Le comité examinera les cadres réglementaires d’autres pays avant de soumettre une proposition sur le cadre le plus efficace pour le Sri Lanka

Le gouvernement du Sri Lanka a annoncé vendredi via un communiqué de presse qu’il avait approuvé la création d’un comité de huit personnes chargé d’examiner les réglementations concernant les actifs numériques dans d’autres pays. Le Department of Government Information (DGI) a spécifiquement mis en évidence l’Union européenne, Dubaï, la Malaisie et les Philippines comme quelques exemples de cas qui seraient étudiés pour comprendre comment la technologie blockchain peut être gérée.

Le lancement du comité sera conforme au cadre politique national du Sri Lanka, qui insiste sur l’importance de modéliser une communauté basée sur la technologie. Le pays a l’intention d’utiliser les résultats de l’étude pour combler le fossé entre le pays d’Asie du Sud et certains de ses partenaires.

“La nécessité de développer un système intégré de la technologie de banque numérique, de blockchain et d’extraction de crypto-monnaie a été identifiée pour suivre le même rythme que les partenaires mondiaux de la région tout en élargissant le commerce vers les marchés internationaux », peut-on lire dans le communiqué de presse.

En plus d’identifier comment suivre le reste de ses partenaires en ce qui concerne la cryptographie, les actifs numériques et l’exploitation minière, le comité devra également étudier les aspects de la protection des clients contre les activités criminelles. Celles-ci incluent les procédures Know Your Customer (KYC), la lutte contre le blanchiment d’argent (AML), le financement du terrorisme et la criminalité autour des actifs numériques.
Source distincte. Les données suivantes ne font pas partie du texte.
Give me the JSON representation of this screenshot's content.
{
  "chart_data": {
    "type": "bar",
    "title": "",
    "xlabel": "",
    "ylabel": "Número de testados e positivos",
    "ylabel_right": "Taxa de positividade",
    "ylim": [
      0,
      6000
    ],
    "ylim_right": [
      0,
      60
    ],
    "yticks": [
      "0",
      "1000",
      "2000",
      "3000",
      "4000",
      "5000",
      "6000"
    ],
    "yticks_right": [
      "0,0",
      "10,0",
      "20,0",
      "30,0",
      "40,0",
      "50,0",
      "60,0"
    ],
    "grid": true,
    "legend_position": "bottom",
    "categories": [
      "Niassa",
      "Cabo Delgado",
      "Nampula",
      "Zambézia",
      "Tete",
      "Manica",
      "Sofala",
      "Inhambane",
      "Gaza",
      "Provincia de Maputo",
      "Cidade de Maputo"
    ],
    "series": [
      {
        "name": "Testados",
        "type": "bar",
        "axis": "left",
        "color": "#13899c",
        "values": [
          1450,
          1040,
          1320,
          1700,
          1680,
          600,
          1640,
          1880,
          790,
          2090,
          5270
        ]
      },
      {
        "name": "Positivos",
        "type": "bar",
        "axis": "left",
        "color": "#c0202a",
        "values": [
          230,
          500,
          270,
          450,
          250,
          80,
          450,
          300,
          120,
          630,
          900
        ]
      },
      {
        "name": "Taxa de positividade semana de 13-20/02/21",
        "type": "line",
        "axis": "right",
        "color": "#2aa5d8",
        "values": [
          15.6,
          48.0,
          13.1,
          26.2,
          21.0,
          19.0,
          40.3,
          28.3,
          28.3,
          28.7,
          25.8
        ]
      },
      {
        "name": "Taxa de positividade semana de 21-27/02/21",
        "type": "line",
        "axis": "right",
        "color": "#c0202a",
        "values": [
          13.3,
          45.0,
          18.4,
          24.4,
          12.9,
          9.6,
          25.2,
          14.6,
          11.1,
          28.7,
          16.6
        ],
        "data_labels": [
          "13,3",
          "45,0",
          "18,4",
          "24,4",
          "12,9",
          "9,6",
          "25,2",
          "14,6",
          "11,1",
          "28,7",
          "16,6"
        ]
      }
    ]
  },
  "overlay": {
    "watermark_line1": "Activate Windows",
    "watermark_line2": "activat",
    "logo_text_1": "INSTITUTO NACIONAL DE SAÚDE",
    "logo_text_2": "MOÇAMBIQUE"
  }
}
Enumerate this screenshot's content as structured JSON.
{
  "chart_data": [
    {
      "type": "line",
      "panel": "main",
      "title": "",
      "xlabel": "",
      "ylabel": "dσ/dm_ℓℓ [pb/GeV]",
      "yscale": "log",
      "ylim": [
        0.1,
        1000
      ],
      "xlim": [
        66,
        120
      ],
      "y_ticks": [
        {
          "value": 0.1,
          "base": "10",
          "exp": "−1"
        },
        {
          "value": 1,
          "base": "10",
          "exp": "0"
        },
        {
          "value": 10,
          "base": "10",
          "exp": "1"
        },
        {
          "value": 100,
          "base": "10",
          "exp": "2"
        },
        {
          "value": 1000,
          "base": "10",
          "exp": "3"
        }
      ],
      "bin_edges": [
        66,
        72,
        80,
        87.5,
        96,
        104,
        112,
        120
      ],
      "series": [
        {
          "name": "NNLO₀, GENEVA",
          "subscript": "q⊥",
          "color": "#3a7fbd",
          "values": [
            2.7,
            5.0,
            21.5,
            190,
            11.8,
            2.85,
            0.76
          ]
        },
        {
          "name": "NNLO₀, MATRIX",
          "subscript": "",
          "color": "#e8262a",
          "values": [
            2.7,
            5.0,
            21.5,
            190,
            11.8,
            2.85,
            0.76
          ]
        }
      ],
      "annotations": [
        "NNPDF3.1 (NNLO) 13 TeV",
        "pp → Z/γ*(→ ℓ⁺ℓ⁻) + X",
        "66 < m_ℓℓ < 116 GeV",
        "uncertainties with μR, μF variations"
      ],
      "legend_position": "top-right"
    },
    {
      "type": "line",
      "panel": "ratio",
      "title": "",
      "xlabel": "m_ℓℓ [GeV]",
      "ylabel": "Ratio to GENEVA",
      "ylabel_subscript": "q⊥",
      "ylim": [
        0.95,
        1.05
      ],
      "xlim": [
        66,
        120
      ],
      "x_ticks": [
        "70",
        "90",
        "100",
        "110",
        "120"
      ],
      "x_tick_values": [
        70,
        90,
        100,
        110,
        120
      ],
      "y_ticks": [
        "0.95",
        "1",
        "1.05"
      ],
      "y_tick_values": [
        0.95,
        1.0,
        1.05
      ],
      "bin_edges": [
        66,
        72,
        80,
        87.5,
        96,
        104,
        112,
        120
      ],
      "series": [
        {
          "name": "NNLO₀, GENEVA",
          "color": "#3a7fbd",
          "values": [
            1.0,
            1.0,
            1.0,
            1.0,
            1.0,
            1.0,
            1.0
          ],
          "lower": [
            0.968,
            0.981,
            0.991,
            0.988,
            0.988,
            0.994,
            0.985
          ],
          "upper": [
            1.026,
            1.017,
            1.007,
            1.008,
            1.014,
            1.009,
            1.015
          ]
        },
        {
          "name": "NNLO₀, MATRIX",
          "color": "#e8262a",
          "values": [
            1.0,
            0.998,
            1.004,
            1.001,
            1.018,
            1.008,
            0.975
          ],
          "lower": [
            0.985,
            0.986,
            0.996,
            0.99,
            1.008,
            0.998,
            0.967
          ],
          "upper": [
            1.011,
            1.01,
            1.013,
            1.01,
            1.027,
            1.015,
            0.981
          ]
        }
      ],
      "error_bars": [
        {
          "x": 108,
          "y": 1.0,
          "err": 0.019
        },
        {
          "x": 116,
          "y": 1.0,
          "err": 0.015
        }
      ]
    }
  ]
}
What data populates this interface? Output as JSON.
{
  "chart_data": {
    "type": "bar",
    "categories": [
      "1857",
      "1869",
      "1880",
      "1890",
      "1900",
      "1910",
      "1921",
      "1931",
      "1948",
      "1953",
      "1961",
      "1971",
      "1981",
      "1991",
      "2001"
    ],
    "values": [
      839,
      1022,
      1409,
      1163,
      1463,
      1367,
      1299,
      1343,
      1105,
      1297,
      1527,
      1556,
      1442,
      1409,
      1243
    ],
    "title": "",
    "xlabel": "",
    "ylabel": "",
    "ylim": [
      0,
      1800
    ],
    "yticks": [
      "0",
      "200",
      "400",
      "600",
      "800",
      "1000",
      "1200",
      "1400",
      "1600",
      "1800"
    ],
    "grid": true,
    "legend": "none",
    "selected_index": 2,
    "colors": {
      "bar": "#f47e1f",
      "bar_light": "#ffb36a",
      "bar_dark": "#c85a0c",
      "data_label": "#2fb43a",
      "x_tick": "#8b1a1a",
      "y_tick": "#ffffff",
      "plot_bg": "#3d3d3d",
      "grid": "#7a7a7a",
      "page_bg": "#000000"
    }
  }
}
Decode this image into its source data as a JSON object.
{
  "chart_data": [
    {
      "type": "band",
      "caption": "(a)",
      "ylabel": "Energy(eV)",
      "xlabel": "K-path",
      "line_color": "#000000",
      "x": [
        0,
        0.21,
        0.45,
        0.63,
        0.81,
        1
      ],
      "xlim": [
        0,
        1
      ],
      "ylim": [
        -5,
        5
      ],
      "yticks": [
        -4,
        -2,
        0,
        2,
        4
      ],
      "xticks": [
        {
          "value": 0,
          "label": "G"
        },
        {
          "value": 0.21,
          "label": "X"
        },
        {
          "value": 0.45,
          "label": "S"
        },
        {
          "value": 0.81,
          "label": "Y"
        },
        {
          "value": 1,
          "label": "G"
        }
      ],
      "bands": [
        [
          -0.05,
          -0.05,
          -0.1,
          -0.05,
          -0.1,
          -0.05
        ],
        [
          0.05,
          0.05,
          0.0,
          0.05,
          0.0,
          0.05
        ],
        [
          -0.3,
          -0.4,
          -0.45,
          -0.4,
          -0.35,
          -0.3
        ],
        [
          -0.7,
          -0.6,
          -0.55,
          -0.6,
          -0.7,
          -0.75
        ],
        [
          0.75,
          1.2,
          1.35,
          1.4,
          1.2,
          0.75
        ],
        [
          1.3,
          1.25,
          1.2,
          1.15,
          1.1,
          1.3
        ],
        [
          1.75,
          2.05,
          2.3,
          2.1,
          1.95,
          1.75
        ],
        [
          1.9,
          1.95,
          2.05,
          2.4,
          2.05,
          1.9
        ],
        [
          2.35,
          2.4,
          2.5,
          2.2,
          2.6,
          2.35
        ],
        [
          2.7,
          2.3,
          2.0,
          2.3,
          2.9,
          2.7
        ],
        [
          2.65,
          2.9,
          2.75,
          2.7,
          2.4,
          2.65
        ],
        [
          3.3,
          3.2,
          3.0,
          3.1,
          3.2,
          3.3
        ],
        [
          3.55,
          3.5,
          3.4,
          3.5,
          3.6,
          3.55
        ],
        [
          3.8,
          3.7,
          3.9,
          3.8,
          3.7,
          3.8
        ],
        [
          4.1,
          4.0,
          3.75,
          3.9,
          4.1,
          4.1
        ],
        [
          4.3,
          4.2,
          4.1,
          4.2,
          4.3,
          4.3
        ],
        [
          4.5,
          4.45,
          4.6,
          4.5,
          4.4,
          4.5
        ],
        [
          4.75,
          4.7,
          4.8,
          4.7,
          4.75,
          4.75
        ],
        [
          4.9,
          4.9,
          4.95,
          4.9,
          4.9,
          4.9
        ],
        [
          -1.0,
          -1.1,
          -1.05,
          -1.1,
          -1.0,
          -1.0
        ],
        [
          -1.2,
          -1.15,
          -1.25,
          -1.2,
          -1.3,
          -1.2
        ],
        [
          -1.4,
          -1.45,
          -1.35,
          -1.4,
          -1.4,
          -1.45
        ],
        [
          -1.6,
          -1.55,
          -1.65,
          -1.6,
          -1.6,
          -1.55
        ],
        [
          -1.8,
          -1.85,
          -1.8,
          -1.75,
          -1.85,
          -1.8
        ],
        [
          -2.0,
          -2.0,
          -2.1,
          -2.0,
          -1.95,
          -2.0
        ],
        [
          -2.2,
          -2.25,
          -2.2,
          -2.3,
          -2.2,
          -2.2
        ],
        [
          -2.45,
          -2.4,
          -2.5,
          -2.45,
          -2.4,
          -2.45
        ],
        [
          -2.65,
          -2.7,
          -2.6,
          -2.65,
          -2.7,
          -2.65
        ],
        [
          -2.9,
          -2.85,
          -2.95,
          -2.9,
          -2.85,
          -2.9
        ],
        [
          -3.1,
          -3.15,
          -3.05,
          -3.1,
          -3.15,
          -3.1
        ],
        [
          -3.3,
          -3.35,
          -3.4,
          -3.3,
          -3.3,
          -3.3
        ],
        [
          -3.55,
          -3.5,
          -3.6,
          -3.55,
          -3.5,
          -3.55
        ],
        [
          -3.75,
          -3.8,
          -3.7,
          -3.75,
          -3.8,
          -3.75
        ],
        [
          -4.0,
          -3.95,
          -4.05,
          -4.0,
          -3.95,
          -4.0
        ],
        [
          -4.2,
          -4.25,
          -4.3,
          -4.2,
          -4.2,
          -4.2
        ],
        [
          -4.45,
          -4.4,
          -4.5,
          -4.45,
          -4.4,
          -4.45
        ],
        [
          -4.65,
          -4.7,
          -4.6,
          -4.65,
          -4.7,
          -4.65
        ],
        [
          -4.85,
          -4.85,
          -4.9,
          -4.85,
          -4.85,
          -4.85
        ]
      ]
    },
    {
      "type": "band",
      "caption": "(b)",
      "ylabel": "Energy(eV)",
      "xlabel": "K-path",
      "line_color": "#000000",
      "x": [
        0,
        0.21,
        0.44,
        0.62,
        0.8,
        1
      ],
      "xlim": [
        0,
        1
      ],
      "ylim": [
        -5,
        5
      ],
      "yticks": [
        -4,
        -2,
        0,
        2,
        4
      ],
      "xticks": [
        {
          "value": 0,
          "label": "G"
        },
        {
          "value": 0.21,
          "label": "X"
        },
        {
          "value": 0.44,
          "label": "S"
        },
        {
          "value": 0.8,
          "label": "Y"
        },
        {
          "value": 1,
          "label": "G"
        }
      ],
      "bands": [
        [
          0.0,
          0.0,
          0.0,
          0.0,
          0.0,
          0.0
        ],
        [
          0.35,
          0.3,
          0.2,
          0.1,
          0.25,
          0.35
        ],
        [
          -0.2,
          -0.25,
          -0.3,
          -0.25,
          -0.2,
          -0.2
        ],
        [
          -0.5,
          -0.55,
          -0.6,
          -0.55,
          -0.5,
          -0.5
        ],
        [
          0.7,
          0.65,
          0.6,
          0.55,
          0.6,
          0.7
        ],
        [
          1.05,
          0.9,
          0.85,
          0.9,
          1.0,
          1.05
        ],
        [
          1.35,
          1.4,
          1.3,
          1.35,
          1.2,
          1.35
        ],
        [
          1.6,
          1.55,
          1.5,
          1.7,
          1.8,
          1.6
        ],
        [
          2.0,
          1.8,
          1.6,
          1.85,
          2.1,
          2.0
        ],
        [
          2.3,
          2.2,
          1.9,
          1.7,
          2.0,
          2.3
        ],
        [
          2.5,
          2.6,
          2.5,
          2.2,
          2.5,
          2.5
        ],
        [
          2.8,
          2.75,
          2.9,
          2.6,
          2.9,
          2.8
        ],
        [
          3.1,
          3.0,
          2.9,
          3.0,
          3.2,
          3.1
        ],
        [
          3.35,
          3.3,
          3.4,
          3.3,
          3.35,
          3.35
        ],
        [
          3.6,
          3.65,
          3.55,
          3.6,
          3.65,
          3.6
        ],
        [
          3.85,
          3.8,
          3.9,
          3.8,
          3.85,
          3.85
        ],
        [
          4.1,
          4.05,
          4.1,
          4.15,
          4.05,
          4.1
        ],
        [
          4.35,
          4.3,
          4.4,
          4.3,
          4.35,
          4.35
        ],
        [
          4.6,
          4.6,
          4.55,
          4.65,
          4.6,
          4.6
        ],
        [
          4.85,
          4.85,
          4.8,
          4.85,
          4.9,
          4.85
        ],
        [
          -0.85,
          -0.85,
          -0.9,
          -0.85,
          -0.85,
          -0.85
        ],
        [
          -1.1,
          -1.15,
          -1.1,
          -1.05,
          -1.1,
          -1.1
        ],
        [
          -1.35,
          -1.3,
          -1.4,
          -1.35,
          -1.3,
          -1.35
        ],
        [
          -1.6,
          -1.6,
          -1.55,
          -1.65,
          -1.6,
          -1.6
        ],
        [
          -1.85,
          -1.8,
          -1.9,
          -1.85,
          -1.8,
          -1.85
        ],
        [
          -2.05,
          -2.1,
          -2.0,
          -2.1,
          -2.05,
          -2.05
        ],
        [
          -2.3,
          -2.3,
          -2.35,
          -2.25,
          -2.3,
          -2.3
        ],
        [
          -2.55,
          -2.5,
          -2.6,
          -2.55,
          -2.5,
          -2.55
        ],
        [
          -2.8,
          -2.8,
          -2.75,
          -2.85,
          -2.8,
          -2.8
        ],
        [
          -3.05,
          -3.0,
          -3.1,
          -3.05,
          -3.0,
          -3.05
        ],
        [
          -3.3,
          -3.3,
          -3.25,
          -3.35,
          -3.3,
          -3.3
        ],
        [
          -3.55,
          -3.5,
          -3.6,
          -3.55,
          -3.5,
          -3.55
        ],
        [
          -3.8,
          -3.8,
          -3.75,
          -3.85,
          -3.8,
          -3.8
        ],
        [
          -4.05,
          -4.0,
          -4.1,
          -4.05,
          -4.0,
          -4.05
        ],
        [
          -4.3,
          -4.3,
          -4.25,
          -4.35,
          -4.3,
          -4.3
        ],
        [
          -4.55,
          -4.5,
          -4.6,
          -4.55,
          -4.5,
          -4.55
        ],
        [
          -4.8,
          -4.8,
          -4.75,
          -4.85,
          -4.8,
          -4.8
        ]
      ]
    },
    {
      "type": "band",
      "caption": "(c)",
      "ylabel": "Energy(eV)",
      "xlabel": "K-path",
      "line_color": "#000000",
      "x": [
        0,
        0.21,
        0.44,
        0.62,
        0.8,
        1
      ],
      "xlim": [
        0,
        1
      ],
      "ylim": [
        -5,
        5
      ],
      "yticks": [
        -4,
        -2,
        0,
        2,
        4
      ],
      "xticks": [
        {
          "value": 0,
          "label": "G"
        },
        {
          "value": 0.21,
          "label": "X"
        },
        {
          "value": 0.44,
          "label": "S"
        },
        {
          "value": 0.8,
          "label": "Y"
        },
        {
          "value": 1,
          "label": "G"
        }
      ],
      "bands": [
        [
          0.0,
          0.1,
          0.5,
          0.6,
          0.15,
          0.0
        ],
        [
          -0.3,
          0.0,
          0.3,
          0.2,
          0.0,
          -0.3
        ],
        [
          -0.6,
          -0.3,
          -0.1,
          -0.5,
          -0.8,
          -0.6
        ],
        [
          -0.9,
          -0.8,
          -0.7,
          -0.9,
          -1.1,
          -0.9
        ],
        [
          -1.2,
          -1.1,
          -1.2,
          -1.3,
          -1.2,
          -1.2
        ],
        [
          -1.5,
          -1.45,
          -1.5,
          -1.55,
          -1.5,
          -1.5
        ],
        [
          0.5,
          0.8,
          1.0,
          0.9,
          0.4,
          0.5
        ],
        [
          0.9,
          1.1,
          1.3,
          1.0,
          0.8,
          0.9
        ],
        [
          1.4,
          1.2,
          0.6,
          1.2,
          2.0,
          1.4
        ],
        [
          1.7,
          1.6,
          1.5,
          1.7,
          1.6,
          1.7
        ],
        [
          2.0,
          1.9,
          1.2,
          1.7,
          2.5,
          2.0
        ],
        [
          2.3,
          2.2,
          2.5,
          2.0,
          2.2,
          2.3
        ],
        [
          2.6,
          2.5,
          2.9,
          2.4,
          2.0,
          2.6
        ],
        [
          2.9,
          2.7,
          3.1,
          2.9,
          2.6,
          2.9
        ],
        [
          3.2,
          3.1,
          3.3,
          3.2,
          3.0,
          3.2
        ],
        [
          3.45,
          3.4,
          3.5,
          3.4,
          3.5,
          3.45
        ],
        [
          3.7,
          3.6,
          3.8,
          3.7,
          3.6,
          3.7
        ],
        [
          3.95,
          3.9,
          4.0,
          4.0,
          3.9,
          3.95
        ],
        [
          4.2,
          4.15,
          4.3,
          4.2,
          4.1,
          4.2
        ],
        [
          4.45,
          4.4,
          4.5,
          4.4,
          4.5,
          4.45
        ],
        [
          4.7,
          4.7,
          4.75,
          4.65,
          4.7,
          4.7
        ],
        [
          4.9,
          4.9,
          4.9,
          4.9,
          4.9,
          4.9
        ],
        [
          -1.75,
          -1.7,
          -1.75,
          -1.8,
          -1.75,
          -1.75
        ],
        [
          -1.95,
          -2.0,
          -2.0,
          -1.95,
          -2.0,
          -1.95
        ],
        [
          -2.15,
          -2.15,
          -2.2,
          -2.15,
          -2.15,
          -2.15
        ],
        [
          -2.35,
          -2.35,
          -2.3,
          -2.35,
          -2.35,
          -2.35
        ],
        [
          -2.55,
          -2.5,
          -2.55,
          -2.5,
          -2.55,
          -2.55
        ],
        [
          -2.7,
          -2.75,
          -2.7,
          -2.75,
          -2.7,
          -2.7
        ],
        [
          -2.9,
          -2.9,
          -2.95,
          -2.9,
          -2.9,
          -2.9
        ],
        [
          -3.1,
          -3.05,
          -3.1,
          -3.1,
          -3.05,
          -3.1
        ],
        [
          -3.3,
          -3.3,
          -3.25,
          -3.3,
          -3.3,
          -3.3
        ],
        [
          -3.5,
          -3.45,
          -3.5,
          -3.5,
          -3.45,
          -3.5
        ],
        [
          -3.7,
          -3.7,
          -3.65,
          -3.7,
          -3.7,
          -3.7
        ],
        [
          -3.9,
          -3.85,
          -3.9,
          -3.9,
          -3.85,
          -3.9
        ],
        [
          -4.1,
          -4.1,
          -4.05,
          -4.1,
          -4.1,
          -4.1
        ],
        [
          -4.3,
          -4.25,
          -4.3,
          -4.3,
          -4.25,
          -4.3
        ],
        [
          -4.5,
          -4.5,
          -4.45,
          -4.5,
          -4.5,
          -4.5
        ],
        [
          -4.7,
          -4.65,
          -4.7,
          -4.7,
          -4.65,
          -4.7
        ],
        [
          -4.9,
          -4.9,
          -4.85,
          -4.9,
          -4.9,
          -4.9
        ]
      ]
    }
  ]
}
Le comité est composé de huit personnes qui représentent divers points de vue car ils occuper des postes importants dans différentes organisations. Le directeur de Mastercard au Sri Lanka et aux Maldives, Sandun Hapugoda, et Sujeewa Mudalige, associé directeur chez PricewaterhouseCoopers Sri Lanka, sont des noms remarquables au sein du comité. été entièrement défini jusqu’à présent. Avec la création d’un comité à cet effet, le pays pourrait facilement attirer des investisseurs dans son secteur des crypto-monnaies. En outre, le besoin d’adopter la cryptographie augmente car de nombreuses populations se réchauffent maintenant aux actifs numériques.

Un rapport récent de Chainalysis a montré que les régions d’Asie du Sud, d’Asie centrale et d’Océanie enregistraient un nombre adoption de la cryptographie. Le rapport Chainalysis a noté une augmentation de 706% dans la région, ajoutant en outre que les pays asiatiques étaient en tête de l’adoption par rapport à la région européenne qui menait en valeur transactionnelle.

Le gouvernement du Sri Lanka a été loin d’être positif à propos de la crypto. La Banque centrale du pays a publié un avertissement contre les investissements cryptographiques en avril, citant le manque de réglementation claire, la volatilité associée au rôle des crypto-monnaies et des crypto-monnaies dans des activités criminelles allant du terrorisme aux crimes financiers.